APSCU Blog: Gainful Employment Update: What’s Next and Unanswered Questions

27 Oct 2014 /By APSCU Communications 
 
As the gainful employment regulatory process comes to an end, we wanted to give a short update on the status of what has taken place and what happens next.

On October 14, APSCU met with officials from the Office of Management and Budget (OMB), along with their colleagues at the Office of Information and Regulatory Affairs (OIRA), the Council of Economic Advisers and the U.S. Department of Education and presented our concerns on the regulation and the impact it will have on students, the economy and institutions. Other higher education stakeholders have also been meeting with OMB during this time.

During the meeting we presented very specific arguments and issues with the regulation (our full presentation is available online):
  • The Administration’s rhetoric on the Rating System does not equal reality on gainful employment regulation (slide 4)
  • Why each metric is arbitrary and capricious (slides 5&6)
  • Results of new analysis showing earnings before education and earnings post-graduation – 100% earnings gain in some fields (slides 11-13)
  • Private sector institutions have higher graduation rates and lower default rates than community colleges (slide 19)
  • The negative impact on students and programs (slides 7&8)
  • How others in higher education fail the regulation if it were applied to them (slide 17)
The regulation has now gone back from OMB to the Department and at some point before October 31, it is very likely the Department will publish the final regulation. Before they turn in their homework at the last minute, we wanted to pose some final questions for the Department to answer.
Below are nine questions that the Department should answer publicly before the regulation is released, but won’t. Instead, they will obfuscate and spin. While this is good politics, it is bad policy. Moreover, it will have a direct and negative impact on millions of Americans.

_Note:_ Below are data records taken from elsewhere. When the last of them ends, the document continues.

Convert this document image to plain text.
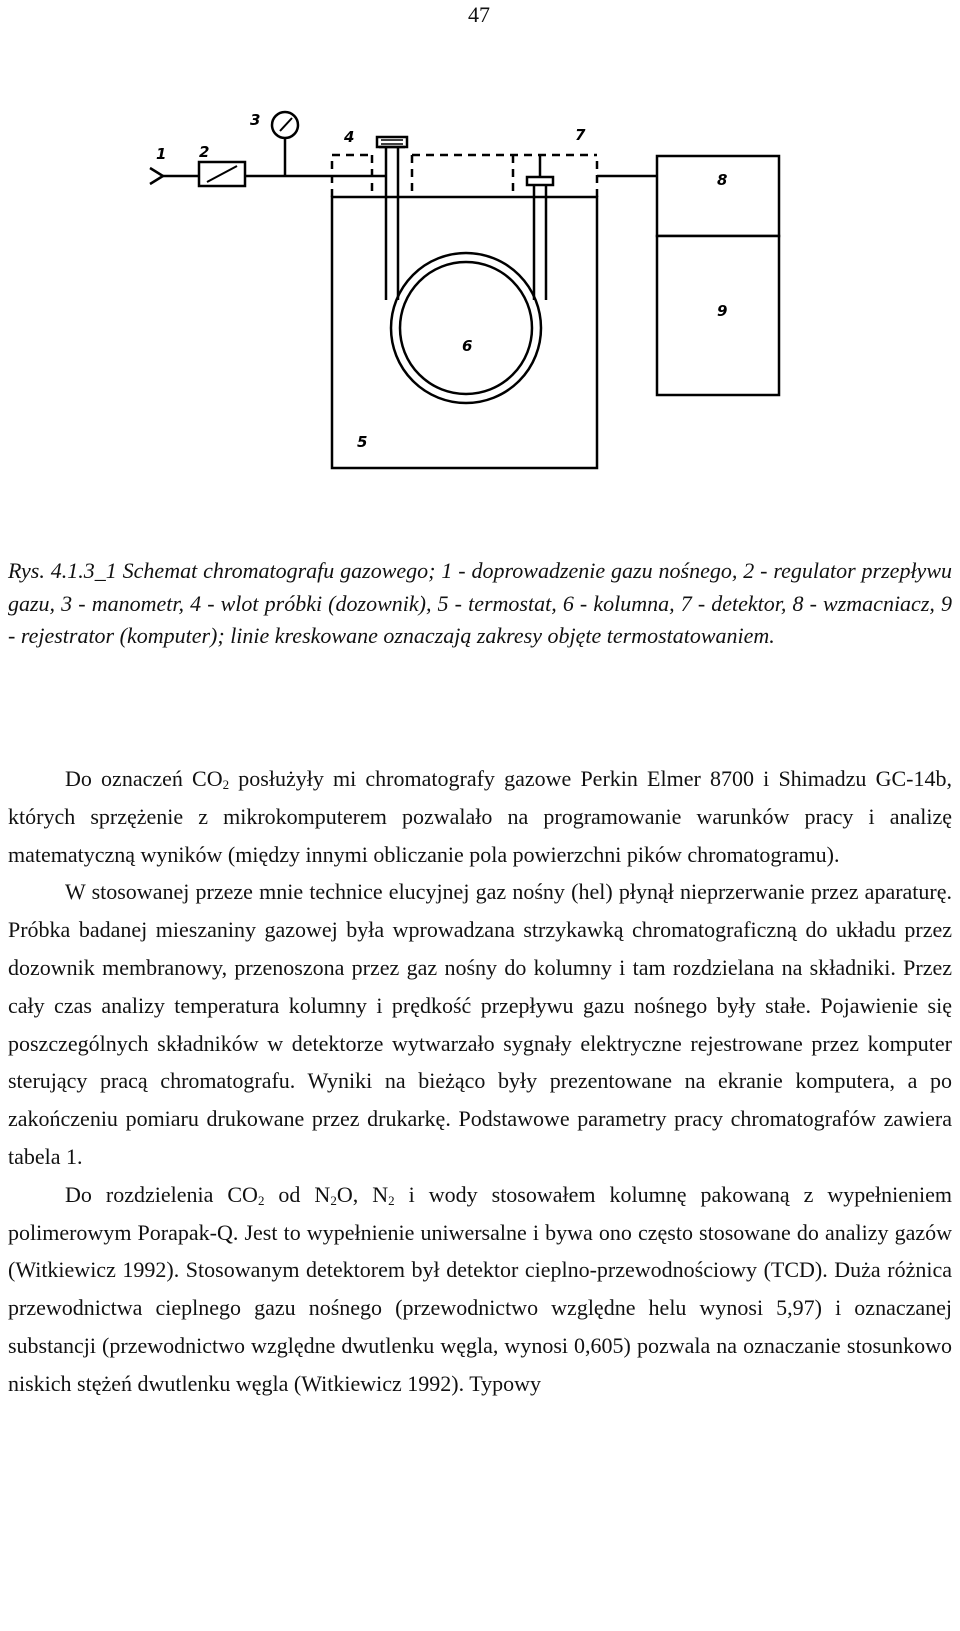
47
1 2
3
4
5
6
7
8
9
Rys. 4.1.3_1 Schemat chromatografu gazowego; 1 - doprowadzenie gazu nośnego, 2 - regulator przepływu gazu, 3 - manometr, 4 - wlot próbki (dozownik), 5 - termostat, 6 - kolumna, 7 - detektor, 8 - wzmacniacz, 9 - rejestrator (komputer); linie kreskowane oznaczają zakresy objęte termostatowaniem.

Do oznaczeń $CO_2$ posłużyły mi chromatografy gazowe Perkin Elmer 8700 i Shimadzu GC-14b, których sprzężenie z mikrokomputerem pozwalało na programowanie warunków pracy i analizę matematyczną wyników (między innymi obliczanie pola powierzchni pików chromatogramu).

W stosowanej przeze mnie technice elucyjnej gaz nośny (hel) płynął nieprzerwanie przez aparaturę. Próbka badanej mieszaniny gazowej była wprowadzana strzykawką chromatograficzną do układu przez dozownik membranowy, przenoszona przez gaz nośny do kolumny i tam rozdzielana na składniki. Przez cały czas analizy temperatura kolumny i prędkość przepływu gazu nośnego były stałe. Pojawienie się poszczególnych składników w detektorze wytwarzało sygnały elektryczne rejestrowane przez komputer sterujący pracą chromatografu. Wyniki na bieżąco były prezentowane na ekranie komputera, a po zakończeniu pomiaru drukowane przez drukarkę. Podstawowe parametry pracy chromatografów zawiera tabela 1.

Do rozdzielenia $CO_2$ od $N_2O$, $N_2$ i wody stosowałem kolumnę pakowaną z wypełnieniem polimerowym Porapak-Q. Jest to wypełnienie uniwersalne i bywa ono często stosowane do analizy gazów (Witkiewicz 1992). Stosowanym detektorem był detektor cieplno-przewodnościowy (TCD). Duża różnica przewodnictwa cieplnego gazu nośnego (przewodnictwo względne helu wynosi 5,97) i oznaczanej substancji (przewodnictwo względne dwutlenku węgla, wynosi 0,605) pozwala na oznaczanie stosunkowo niskich stężeń dwutlenku węgla (Witkiewicz 1992). Typowy
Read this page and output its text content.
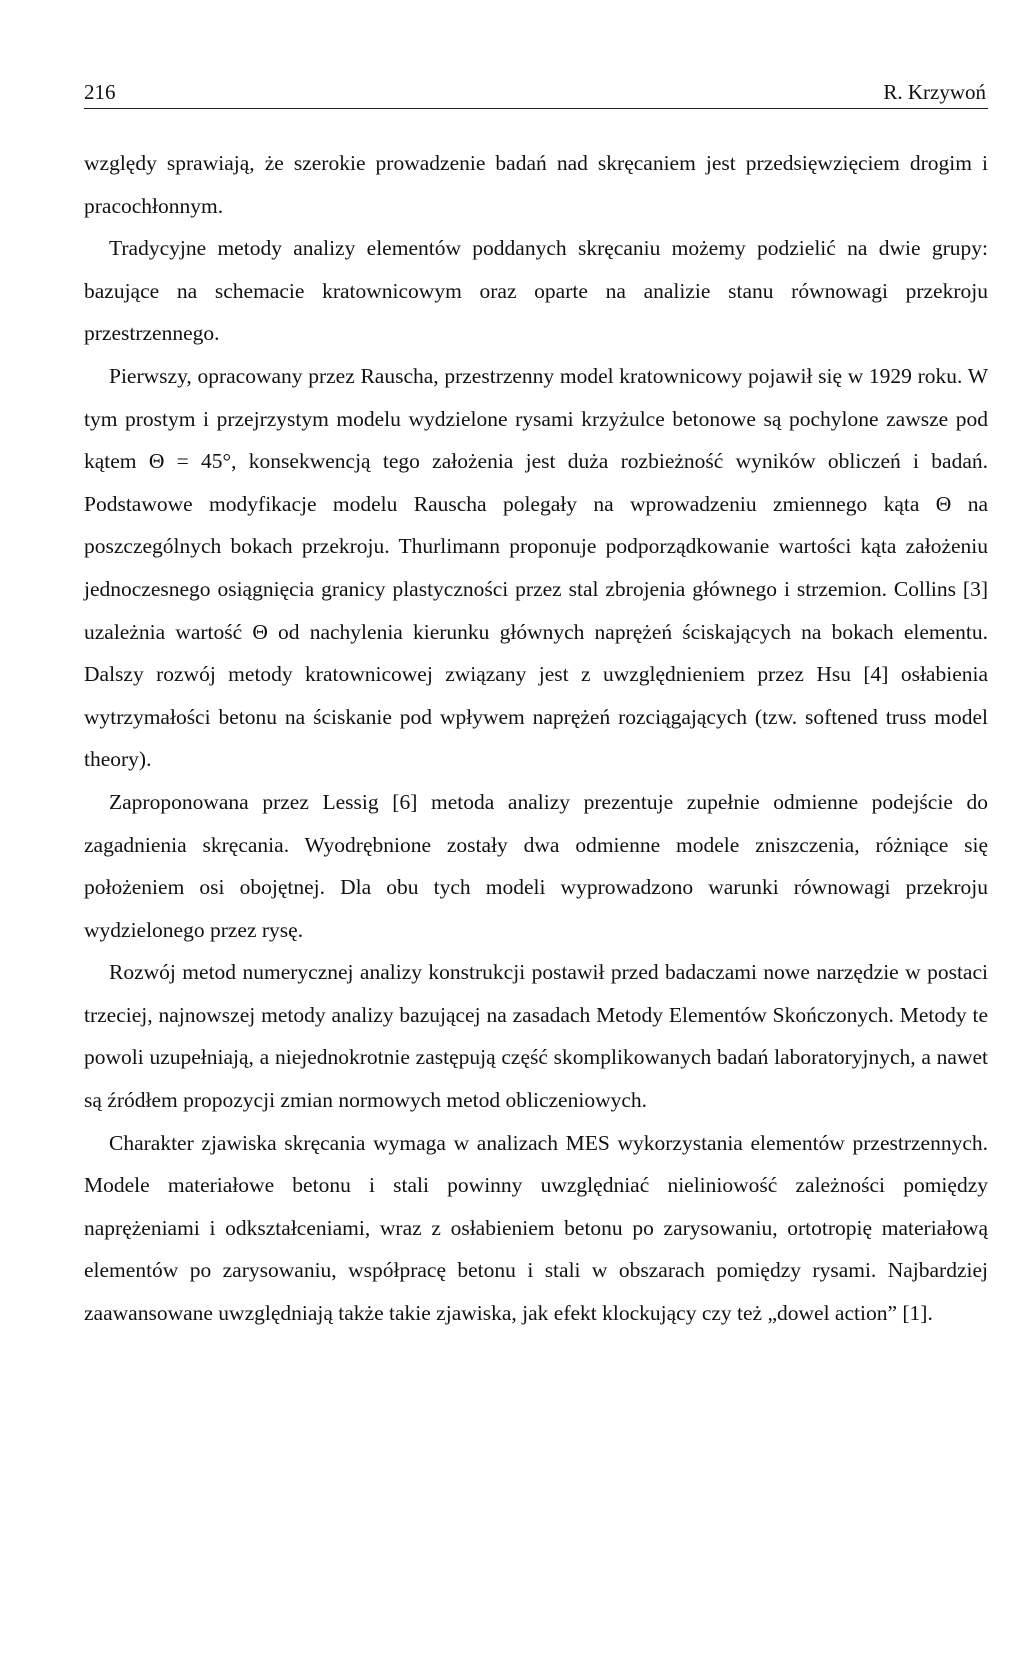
216	R. Krzywoń

względy sprawiają, że szerokie prowadzenie badań nad skręcaniem jest przedsięwzięciem drogim i pracochłonnym.

Tradycyjne metody analizy elementów poddanych skręcaniu możemy podzielić na dwie grupy: bazujące na schemacie kratownicowym oraz oparte na analizie stanu równowagi przekroju przestrzennego.

Pierwszy, opracowany przez Rauscha, przestrzenny model kratownicowy pojawił się w 1929 roku. W tym prostym i przejrzystym modelu wydzielone rysami krzyżulce betonowe są pochylone zawsze pod kątem Θ = 45°, konsekwencją tego założenia jest duża rozbieżność wyników obliczeń i badań. Podstawowe modyfikacje modelu Rauscha polegały na wprowadzeniu zmiennego kąta Θ na poszczególnych bokach przekroju. Thurlimann proponuje podporządkowanie wartości kąta założeniu jednoczesnego osiągnięcia granicy plastyczności przez stal zbrojenia głównego i strzemion. Collins [3] uzależnia wartość Θ od nachylenia kierunku głównych naprężeń ściskających na bokach elementu. Dalszy rozwój metody kratownicowej związany jest z uwzględnieniem przez Hsu [4] osłabienia wytrzymałości betonu na ściskanie pod wpływem naprężeń rozciągających (tzw. softened truss model theory).

Zaproponowana przez Lessig [6] metoda analizy prezentuje zupełnie odmienne podejście do zagadnienia skręcania. Wyodrębnione zostały dwa odmienne modele zniszczenia, różniące się położeniem osi obojętnej. Dla obu tych modeli wyprowadzono warunki równowagi przekroju wydzielonego przez rysę.

Rozwój metod numerycznej analizy konstrukcji postawił przed badaczami nowe narzędzie w postaci trzeciej, najnowszej metody analizy bazującej na zasadach Metody Elementów Skończonych. Metody te powoli uzupełniają, a niejednokrotnie zastępują część skomplikowanych badań laboratoryjnych, a nawet są źródłem propozycji zmian normowych metod obliczeniowych.

Charakter zjawiska skręcania wymaga w analizach MES wykorzystania elementów przestrzennych. Modele materiałowe betonu i stali powinny uwzględniać nieliniowość zależności pomiędzy naprężeniami i odkształceniami, wraz z osłabieniem betonu po zarysowaniu, ortotropię materiałową elementów po zarysowaniu, współpracę betonu i stali w obszarach pomiędzy rysami. Najbardziej zaawansowane uwzględniają także takie zjawiska, jak efekt klockujący czy też „dowel action” [1].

Question 1: What does this new regulation mean for students?

What ED is not telling you: Millions of students will lose access to the higher education career training program of their choice – limiting economic opportunity for them and their family.
Slide8
Question 2: Does the gainful employment regulation help or hurt President Obama’s goal of having the most college graduates by 2020?

What ED is not telling you: The regulation will hurt this worthy goal. Thousands of programs will be eliminated or shut down, denying millions of students access to higher education and economic opportunity.

Question 3: What does this mean for employers looking for job-ready employees?

What ED is not telling you: Employers continue to struggle finding qualified workers to meet their needs. This problem will be worsened as a result of the regulation. Thousands of employers will be left without job ready employees because the training pipeline they rely on for qualified health care professionals, automotive techs, HVAC techs, and information technology professionals, among others, will be eliminated.

Question 4: What does this mean for states?

What ED is not telling you: This regulation will cost states billions of dollars over the next few years as they struggle to fill the gap left by private sector institutions that served students overlooked by traditional higher education.
Slide9
Question 5: Are all institutions treated the same by the regulation? Will the regulation apply to programs at public and private nonprofit institutions?

What ED is not telling you: The Department is singling out private sector institutions and community colleges by applying the regulation to all their degree and non-degree programs.  Degree programs at public and private nonprofit institutions would not be held to the same standard. These programs get a free pass from the Department, despite the fact that millions of students attend them and they are responsible for the vast majority of dollars borrowed in higher education.
Slide17
Question 6: Is this about student protection?

What ED is not telling you: No, the regulation does not address the vast majority of programs or students. Instead, it singles out institutions that serve historically underserved students and cuts off new traditional student access to higher education.

Question 7: How does this regulation compare to the President’s proposed Ratings System?
What ED is not telling you: The regulation stands in stark contrast to what has been said by the Administration about the President’s Ratings System. While the Administration claims it wants a ratings system that “thoughtfully measure indicators like earnings, to avoid overemphasizing income or first jobs,” according to Deputy Under Secretary Jamienne S. Studley, the reality is that the Department is creating the exact opposite with the GE regulation.
  • Early year earnings are a core component of the regulation’s metrics.
  • The regulation ignores the fact that private sector institutions are significantly more likely to serve low-income, first generation, and minority students, and have much higher graduation rates than community colleges.
  • The regulation evaluates programs that serve low-income students on measures of income and loan repayment, which could lead institutions to accept fewer of these students.
Slide4
Question 8: Will the regulation close programs that provide significant earnings gain for graduates?

What ED is not telling you: Yes. It is unclear why the Department wants to close programs that are providing graduates, their families and their communities with an economic advantage.
Slide11
Question 9: What is the Department’s basis and rationale for the 8% debt-to-earnings metric?

What ED is not telling you: To date the Department has not provided one, despite setting the threshold at 12% in the 2011 version of the regulation.